For a dance work with a more intimate lean, head to Chunky Move for The Act by choreographer and dancer Amrita Hepi and sex worker and writer Tilly Lawless. The new work explores the intersections of dance and sex work, examining the body as a vessel for both professional service and personal expression, challenging conventional perceptions of labour, authenticity, and representation. Framed by Daniel Janatch’s baroque sound design and directed by Mish Grigor, each performer speaks and moves within charged ambiguities – the body as a vehicle for desire and for expression.

Pigeons is a thrilling, chaotic collision of music, technology, and performance, where percussionists face off against mechanical forces in an explosive battle of sound and survival at Melbourne Recital Centre. Created by the audacious Speak Percussion, three robotic trap machines take centre stage hurling hundreds of fluorescent clay targets at a wall of suspended, resonant percussive objects. The musicians duck, flap, glide and slide among the projectiles, in a frantic search for safety while glorious music rings out. It’s percussionist vs pigeon, human vs machine.

LEGENDS (of the Golden Arches) is a bold and witty two-hander that takes us on a bogus adventure through the Golden Arches and into Chinese hell. Co created by emerging playwrights Joe Paradise Lui and Merlynn Tong, the Lawler Theatre will play host to this heart-filled buddy comedy that bends reality and serves extra pickles.

Across the city at Arts House in North Melbourne, acclaimed dancer Joel Bray premieres his latest major dance work Monolith. Muscular and sinewy, five fierce Brown women present themselves as an obstacle and as resistance- they are a monolith, an enormous ancient rock formation, coming together and apart. Sitting strong in the landscape, defying waves of colonisation, urbanisation and deforestation. This is an undeniable new work from Wiradjuri artist Bray, who echoes and honours generations of protest and rebellion.

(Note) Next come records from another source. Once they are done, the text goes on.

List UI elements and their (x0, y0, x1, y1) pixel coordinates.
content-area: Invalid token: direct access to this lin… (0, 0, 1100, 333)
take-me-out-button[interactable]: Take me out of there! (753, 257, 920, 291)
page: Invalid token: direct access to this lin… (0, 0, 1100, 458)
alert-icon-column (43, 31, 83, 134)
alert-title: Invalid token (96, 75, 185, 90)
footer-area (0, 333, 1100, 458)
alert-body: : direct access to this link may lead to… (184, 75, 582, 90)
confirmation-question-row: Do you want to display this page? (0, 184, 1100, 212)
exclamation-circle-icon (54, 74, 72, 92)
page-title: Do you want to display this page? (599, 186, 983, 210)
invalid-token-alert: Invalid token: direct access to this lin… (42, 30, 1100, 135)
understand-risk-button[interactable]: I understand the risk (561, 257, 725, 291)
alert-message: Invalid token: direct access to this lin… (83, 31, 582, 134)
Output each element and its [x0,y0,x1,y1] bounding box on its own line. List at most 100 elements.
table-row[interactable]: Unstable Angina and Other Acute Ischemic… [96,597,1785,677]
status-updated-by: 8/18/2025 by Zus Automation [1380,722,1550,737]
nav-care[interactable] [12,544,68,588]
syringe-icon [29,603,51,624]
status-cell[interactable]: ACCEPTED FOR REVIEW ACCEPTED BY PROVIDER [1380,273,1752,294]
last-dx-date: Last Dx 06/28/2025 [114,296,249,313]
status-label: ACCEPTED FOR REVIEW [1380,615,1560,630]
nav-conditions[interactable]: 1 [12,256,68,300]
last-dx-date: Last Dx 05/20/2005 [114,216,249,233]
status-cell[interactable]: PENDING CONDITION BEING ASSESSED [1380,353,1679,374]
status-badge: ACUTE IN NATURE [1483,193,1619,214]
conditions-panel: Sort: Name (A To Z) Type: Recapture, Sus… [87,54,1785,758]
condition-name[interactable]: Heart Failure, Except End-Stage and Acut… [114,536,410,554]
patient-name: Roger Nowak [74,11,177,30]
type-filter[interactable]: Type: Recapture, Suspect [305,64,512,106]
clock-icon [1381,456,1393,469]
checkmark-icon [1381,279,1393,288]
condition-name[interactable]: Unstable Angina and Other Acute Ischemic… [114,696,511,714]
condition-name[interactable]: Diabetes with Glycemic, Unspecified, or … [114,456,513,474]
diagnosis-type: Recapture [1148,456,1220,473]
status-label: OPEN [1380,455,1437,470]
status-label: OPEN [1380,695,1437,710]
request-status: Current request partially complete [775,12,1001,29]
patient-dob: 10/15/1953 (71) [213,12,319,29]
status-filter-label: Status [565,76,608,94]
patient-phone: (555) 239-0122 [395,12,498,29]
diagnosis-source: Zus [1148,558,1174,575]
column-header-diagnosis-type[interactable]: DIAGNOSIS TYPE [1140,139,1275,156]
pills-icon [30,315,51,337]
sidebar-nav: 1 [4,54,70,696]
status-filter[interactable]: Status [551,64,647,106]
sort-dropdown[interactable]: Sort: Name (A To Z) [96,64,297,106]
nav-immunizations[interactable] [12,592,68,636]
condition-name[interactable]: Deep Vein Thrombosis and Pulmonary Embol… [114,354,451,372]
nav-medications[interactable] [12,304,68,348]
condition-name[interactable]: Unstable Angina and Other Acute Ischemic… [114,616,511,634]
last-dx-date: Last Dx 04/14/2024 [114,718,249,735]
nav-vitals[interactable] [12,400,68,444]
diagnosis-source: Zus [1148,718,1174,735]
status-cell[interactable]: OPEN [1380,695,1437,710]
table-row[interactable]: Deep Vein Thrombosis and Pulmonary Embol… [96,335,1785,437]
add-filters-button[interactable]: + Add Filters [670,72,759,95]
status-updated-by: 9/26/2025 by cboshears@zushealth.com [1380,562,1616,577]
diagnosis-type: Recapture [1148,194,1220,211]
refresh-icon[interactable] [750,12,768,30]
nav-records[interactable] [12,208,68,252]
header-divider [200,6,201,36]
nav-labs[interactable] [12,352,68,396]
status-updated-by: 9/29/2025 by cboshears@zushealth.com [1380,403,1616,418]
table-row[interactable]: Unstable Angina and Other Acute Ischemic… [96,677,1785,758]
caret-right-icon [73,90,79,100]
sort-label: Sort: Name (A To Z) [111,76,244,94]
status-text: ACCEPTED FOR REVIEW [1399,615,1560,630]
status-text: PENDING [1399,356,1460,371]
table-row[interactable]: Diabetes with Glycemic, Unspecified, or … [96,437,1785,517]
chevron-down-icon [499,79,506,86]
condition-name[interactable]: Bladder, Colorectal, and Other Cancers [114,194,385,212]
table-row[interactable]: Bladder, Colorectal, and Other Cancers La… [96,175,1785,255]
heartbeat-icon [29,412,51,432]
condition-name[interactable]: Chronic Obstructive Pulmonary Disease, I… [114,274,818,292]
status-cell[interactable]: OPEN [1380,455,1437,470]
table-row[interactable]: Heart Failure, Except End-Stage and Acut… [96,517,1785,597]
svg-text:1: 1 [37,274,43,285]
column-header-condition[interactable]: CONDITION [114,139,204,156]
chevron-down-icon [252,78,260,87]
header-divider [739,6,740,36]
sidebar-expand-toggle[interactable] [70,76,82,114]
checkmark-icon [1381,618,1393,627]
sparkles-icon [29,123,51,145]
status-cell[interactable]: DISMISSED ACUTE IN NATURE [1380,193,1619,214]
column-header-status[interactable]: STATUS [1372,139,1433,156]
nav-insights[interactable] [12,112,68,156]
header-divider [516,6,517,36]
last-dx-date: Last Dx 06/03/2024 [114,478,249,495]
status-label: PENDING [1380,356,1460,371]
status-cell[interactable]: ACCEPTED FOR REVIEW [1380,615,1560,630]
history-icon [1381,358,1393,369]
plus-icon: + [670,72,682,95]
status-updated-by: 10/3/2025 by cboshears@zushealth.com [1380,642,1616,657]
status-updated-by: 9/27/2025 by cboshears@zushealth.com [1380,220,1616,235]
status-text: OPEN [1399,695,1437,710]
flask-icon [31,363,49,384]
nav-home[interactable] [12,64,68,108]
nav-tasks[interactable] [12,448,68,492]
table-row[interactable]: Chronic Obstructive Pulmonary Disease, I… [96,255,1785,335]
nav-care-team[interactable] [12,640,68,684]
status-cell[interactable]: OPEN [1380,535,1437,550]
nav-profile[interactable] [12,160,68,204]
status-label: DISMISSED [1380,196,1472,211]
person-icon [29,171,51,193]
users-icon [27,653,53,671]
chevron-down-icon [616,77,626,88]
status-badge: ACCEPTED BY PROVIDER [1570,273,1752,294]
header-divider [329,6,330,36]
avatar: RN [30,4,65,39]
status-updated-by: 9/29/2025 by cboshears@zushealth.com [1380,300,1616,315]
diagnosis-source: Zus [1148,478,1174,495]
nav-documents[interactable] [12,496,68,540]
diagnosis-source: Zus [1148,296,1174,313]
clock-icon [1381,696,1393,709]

Mickey, the premiere work from Brooke Stamp, is a visceral plunge into the subconscious of a dancer, where movement becomes an unfiltered expression of raw impulse. In this ever-evolving performance, Stamp transforms her rehearsal space – Buxton Contemporary – into a living, breathing entity exposing the hidden rituals and fleeting moments that typically remain unseen. Each show unfolds uniquely, shaped by the present moment, as the dancer navigates a fluid landscape of instinct, memory, and transformation.

Visionary playwright S. Shakthidharan returns to RISING with another story of hope, betrayal, tradition and self-discovery. His Sri Lankan Australian epic Counting and Cracking played to standing ovations at RISING 2024 and went on to triumphantly tour the UK and New York. Now the playwright brings us The Wrong Gods to Fairfax Theatre at Arts Centre Melbourne, a gripping mother-daughter character study that delves into the complexities of tradition, progress, and self-discovery.

Amplified: The Exquisite Rock and Rage of Chrissy Amphlett presented by UMAC is a high-voltage cabaret igniting the untamed legacy of the rebel queen of Australian rock. Led by the powerhouse performer Sheridan Harbridge (Prima Facie) and directed by the acclaimed Sarah Goodes (Julia), this electrifying production, taking place at University of Melbourne’s Union Theatre, plunges into the raw, unfiltered world of the Divinyls’ frontwoman.